Unity UI: Button Navigation (No Mouse)
Intro
In this article, we are going are to cover how to navigate a menu without a mouse and activating different menus.
Button Navigation
On the button element, to see the navigation path in the scene view, you want to make sure the Visualize is turned on.
Unity will automatically create navigation paths between the buttons. You can see the paths in the Scene View using the arrows that appear between the buttons.
Unity Input System will allow to map vertical and horizontal movements between the Button elements and the default settings are the directional keys. The system needs to know where to start.
In the EventSystem, you will need to assign the UI object that will be first selected.
Navigation Options
For each Button, you have several navigation options. This is individual to each button, if you make a change to one it will not occur to all unless it is a prefab.
Explicit Navigation
Explicit Navigation allows you to customize the movement path from each individual UI object in a certain direction. You assign the UI object you want to navigate to when the Up, Down, Left or Right input is used.
Vertical — This navigation will only allow movement between UI objects that are vertically positioned to each other using the vertical inputs.
Horizontal — This navigation will only allow movement between UI objects that are horizontally positioned to each other using the horizontal inputs.
Automatic — Unity creates a navigation paths Vertically and Horizontally.
The Automatic option doesn’t allow for the navigation wrap back around to the beginning or end. If you specify the Navigation, Unity will give you a Warp around option.
In my Menu UI, my buttons are vertical and the Start & Exit button bookend my UI objects.Changing the Navigation to Vertical and using the Wrap Around will allow the user to move from the Start and Exit button.
Switching Between Menus
When the Option Button is selected, the menu will change.
We need a few variables to make this work, so we will create a MenuManager script and attach it to an empty game object. The UnityEngine.UI library will be used.
Two arrays will be create with one holding each menu and the other holding the first selected button on that menu.
Lastly an int that will identify which menu we are going currently on or moving to.
In each of the menu array, we assign the Menu01 to Element 0 and Menu02 to Element 1.
The Start Button will be the first button selected in Menu01, so that gets the Element 0 slot with the Sound Button be the first selected in Menu02, so it gets the Element 01 slot.
In the MenuManager script, lets create a method that will turn off all the menus except for the one you want.
This method (SelectedMenu) will take a int parameter (menuID). Using a foreach loop, we will loop through each GameObject in the menu array and set active to false. This will turn off all of the menu game objects.
After looping through array, we will turn on the menu game object at the menuID parameter index. We do this by setting active to true.
Lastly, we do the same thing with the first selected button by selecting the button in the _firstSelected array at the parameter index.
In the Start, we call the SelectedMenu method we created and pass in the _menuID variable. This will turn on the first menu and button in the arrays since they are both at the Element 0 spot.
Next, we need to get the Button that was selected and from there we can activate the next menu. This will take in a Button parameter.
On the Buttons that change menus you will add a method that we just create to be called when the button is clicked/selected. This will require to add the script that has the method (MenuManager), select the public method you want to call from that script (ActivateMenu) and drag in the Button that was selected.

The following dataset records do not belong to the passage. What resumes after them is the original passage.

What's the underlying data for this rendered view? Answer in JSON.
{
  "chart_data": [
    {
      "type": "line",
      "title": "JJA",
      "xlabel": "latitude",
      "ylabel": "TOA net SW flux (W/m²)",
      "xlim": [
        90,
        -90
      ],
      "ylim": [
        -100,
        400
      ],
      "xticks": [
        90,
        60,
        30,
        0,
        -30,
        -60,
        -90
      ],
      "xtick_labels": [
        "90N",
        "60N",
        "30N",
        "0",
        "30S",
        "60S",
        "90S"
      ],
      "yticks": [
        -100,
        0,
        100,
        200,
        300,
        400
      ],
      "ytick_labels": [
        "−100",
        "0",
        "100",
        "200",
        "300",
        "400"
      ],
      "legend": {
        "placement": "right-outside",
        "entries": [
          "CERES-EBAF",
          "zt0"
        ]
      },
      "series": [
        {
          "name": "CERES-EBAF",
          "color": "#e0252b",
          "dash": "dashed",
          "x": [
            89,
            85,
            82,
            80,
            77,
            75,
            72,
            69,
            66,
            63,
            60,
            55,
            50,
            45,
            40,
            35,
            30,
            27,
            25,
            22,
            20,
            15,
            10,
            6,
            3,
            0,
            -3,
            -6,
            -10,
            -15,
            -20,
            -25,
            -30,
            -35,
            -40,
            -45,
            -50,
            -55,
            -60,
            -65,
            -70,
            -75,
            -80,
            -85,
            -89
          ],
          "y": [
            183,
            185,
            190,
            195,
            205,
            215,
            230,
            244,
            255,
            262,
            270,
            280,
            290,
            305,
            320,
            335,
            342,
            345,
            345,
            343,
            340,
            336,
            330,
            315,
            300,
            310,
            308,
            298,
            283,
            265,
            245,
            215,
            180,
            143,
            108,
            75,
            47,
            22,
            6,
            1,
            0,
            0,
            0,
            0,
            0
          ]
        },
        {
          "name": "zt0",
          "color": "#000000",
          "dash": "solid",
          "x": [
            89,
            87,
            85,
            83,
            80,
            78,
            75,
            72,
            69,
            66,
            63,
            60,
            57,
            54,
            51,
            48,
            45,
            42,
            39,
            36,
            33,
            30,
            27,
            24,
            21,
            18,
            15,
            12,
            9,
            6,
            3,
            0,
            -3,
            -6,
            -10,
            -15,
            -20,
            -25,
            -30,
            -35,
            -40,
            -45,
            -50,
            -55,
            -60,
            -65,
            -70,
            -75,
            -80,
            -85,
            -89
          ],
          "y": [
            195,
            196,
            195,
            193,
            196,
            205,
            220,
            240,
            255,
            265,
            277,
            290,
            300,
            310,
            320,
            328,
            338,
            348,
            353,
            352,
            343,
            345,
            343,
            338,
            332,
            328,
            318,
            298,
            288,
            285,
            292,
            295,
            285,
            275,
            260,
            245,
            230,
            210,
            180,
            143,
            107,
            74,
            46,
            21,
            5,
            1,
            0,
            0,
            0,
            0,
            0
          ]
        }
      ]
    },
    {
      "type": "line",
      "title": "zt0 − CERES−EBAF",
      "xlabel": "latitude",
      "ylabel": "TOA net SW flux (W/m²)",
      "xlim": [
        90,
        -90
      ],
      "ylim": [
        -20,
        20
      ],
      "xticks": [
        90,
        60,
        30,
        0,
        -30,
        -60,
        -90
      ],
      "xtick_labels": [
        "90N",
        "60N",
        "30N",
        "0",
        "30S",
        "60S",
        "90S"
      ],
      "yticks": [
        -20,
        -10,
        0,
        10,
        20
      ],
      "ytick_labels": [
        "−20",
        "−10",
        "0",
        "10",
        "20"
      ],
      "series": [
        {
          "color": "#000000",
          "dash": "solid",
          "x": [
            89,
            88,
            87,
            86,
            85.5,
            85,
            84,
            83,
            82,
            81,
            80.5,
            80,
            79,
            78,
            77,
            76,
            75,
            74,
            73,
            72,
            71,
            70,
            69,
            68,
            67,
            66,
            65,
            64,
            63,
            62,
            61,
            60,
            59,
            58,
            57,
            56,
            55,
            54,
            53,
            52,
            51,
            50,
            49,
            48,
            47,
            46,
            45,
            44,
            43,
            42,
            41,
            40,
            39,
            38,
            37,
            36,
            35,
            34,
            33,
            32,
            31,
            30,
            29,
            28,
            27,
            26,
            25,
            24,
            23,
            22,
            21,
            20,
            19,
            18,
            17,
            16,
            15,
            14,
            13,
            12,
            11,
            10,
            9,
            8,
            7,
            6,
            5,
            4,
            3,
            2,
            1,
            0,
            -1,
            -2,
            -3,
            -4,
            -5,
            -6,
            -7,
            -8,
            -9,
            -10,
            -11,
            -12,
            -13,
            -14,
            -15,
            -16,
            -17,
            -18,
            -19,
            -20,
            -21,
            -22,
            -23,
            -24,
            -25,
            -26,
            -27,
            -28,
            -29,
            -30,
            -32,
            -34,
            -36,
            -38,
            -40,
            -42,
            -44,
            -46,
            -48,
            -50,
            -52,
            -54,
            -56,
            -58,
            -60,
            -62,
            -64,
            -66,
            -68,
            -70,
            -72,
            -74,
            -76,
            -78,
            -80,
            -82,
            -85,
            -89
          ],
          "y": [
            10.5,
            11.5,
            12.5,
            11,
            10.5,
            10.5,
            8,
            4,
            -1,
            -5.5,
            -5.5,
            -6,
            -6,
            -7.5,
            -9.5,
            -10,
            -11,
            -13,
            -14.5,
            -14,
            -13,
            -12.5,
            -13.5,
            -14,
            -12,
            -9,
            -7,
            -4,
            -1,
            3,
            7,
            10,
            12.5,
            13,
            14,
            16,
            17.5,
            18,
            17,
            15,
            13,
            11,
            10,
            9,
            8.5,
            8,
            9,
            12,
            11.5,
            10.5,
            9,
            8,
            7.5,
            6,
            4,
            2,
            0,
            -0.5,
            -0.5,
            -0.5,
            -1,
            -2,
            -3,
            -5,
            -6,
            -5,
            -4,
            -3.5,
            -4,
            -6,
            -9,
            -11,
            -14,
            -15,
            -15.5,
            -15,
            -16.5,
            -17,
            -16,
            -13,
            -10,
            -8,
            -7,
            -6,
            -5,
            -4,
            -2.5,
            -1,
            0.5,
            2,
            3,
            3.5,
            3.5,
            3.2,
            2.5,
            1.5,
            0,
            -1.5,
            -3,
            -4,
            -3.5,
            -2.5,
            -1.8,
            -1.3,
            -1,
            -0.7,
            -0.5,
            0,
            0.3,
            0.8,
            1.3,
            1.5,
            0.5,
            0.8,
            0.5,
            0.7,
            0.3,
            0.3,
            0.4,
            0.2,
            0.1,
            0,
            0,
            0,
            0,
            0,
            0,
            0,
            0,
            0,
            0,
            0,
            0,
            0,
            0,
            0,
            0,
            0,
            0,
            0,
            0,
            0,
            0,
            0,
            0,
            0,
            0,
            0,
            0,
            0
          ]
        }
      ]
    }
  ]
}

Back in the method, we check the name of the button that was selected. IF the name of the Button was the “Options_Button” we will set the _menuID to 1 and call a corountine that was a certain amount of time to allow the audio to play, before calling the SelectedMenu method that was created previously with the new _menuID number.
This turns off all menus, expect for the menu02 which is in the element 1 spot of the menu array This will also select the Sound Button, which is the button in the element 1 spot of the first selected array.
ELSE IF the button name was “Back_Button”, it reverts this by changing the _menuID to 0, which activates menu01 and the start button as the first selected.
Conclusion
This system can continue to grow as long as Menu and the Button that will be selected are in the same element spot or index.